Arnprior and District Memorial Hospital, Arnprior Regional Health, Arnprior, Ontario, Canada
Department of Family Medicine, University of Ottawa, Ottawa, Ontario, Canada.
BMJ Open. 2023 May 15;13(5):e069699. doi: 10.1136/bmjopen-2022-069699.
To determine the clinical and economic impact of a community-based, hybrid model of in-person and virtual care by comparing health-system performance of the rural jurisdiction where this model was implemented with neighbouring jurisdictions without such a model and the broader regional health system.

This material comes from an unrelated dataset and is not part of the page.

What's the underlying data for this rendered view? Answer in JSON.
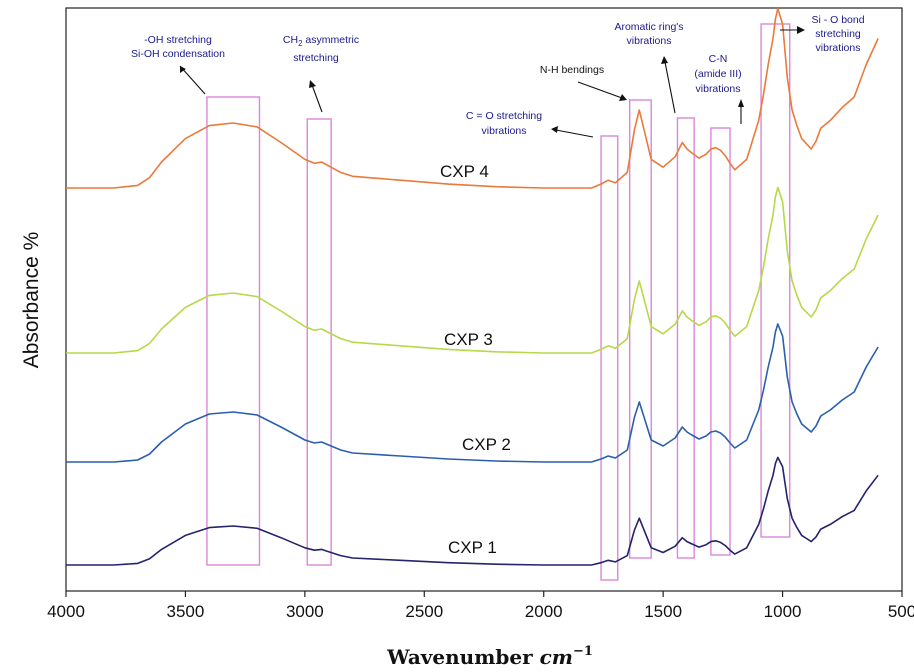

A cross-sectional comparative study.
Ontario, Canada, with a focus on three largely rural public health units from 1 April 2018 until 31 March 2021.
All residents of Ontario, Canada under the age of 105 eligible for the Ontario Health Insurance Plan during the study period.
An innovative, community-based, hybrid model of in-person and virtual care, the Virtual Triage and Assessment Centre (VTAC), was implemented in Renfrew County, Ontario on 27 March 2020.
Primary outcome was a change in emergency department (ED) visits anywhere in Ontario, secondary outcomes included changes in hospitalisations and health-system costs, using per cent changes in mean monthly values of linked health-system administrative data for 2 years preimplementation and 1 year postimplementation.
Renfrew County saw larger declines in ED visits (-34.4%, 95% CI -41.9% to -26.0%) and hospitalisations (-11.1%, 95% CI -19.7% to -1.5%) and slower growth in health-system costs than other rural regions studied. VTAC patients' low-acuity ED visits decreased by -32.9%, high-acuity visits increased by 8.2%, and hospitalisations increased by 30.0%.
After implementing VTAC, Renfrew County saw reduced ED visits and hospitalisations and slower health-system cost growth compared with neighbouring rural jurisdictions. VTAC patients experienced reduced unnecessary ED visits and increased appropriate care. Community-based, hybrid models of in-person and virtual care may reduce the burden on emergency and hospital services in rural, remote and underserved regions. Further study is required to evaluate potential for scale and spread.
通过比较实施该模式的农村司法管辖区与没有该模式的邻近司法管辖区和更广泛的区域卫生系统的卫生系统绩效,确定基于社区的面对面和虚拟护理混合模式的临床和经济影响。
横截面比较研究。
加拿大安大略省,重点是三个主要农村公共卫生单位,时间为 2018 年 4 月 1 日至 2021 年 3 月 31 日。
在研究期间符合安大略省医疗保险计划条件且年龄在 105 岁以下的所有安大略省居民。
2020 年 3 月 27 日,在安大略省伦弗鲁县实施了一项创新的基于社区的面对面和虚拟护理混合模式,即虚拟分诊和评估中心(VTAC)。
主要结果是安大略省任何地方的急诊部(ED)就诊量的变化,次要结果包括住院和卫生系统成本的变化,使用实施前 2 年和实施后 1 年链接卫生系统管理数据的每月平均值的百分比变化来衡量。
与研究的其他农村地区相比,伦弗鲁县的 ED 就诊量下降幅度更大(-34.4%,95%CI-41.9%至-26.0%),住院量下降幅度更大(-11.1%,95%CI-19.7%至-1.5%),卫生系统成本增长速度较慢。VTAC 患者的低 acuity ED 就诊量减少了-32.9%,高 acuity 就诊量增加了 8.2%,住院量增加了 30.0%。
与邻近的农村司法管辖区相比,实施 VTAC 后,伦弗鲁县的 ED 就诊量和住院量减少,卫生系统成本增长速度较慢。VTAC 患者经历了减少不必要的 ED 就诊和增加适当护理。基于社区的面对面和虚拟护理混合模式可能会减轻农村、偏远和服务不足地区的急诊和医院服务负担。需要进一步研究以评估其扩大规模和推广的潜力。